The question occurred to me, “Do you like who you have become?”
The honest answer is not the resounding and exuberant “YES!” that I wish it was. To say No, I had to look first at what I would be:
- proactive about spreading love, joy, peace, encouragement, true friendship, and wisdom
- hardworking
- enthusiastic about life
- brave
- eagerly, hungrily pursuant of the Higher Life
- patient
- altruistic
- others-centered
- readily yielded
This the list off the top of my head. I’m sure there are more and maybe more accurate virtues. These are the descriptives of who I am now:
- reactive
- sedentary
- sedate
- fearful
- complacent
- hedonistic
- semi-demi-patient
- self-absorbed
- introspective
- guarded and self-protective
What will it take to motivate the pursuit of permanent change? That question inspires fear and trepidation (see?), but demands to be asked.
Will I always be like this?
Scarily, might I become worse…?!
This is the person I am right now. Yet there is my real, true self hidden with God in Christ. God’s reality is the one that counts. This sanctification program is some tough stuff, and I don’t have it bad at all.

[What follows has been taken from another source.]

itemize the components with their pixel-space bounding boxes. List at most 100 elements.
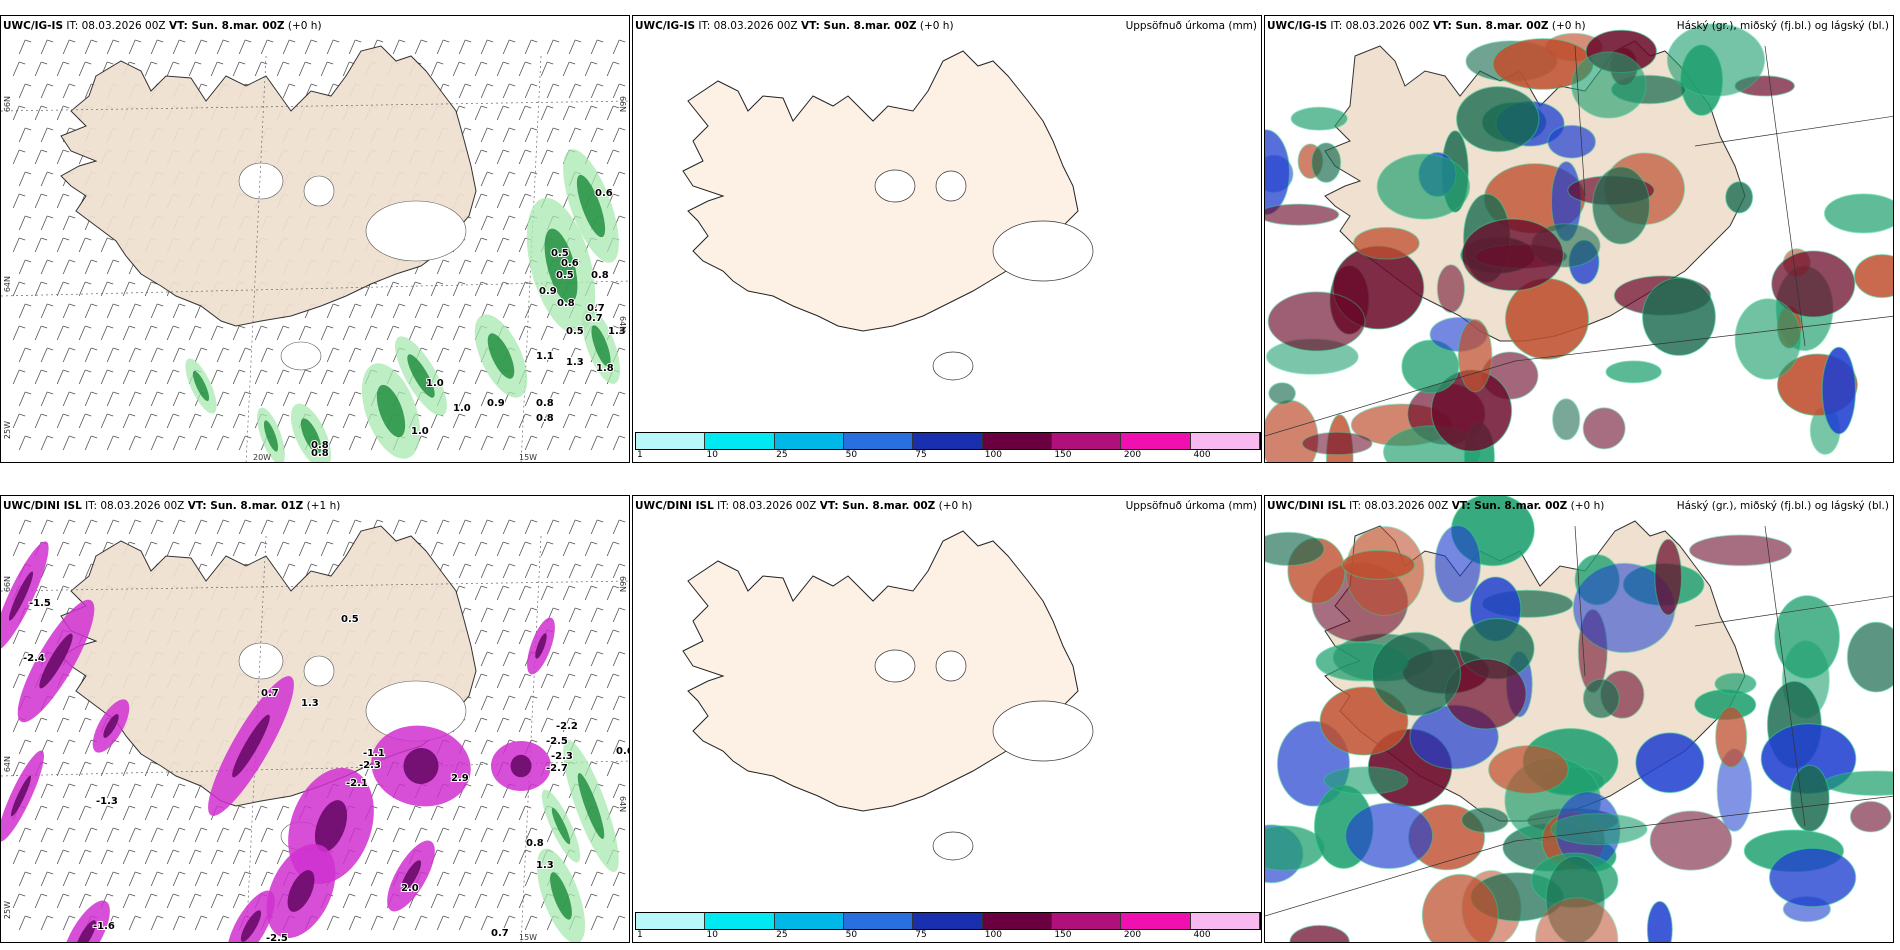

I thought of writing down the desired virtues after the style of a life list. Write them down, look at them, see them, envision them, hopefully creating the desire to pursue and own them. I don’t want to be like this (or worse) for the rest of my life, and yet complacency is some sucking cement from where I sit. That’s why the question of motivation scares me. I like my comfortable life more than I want to change. I want that to change, but without pain. That’s what I want. And I don’t know if I can have that. There are things I don’t want to hear, things I don’t want to go through.
That’s the status at present. Film at eleven.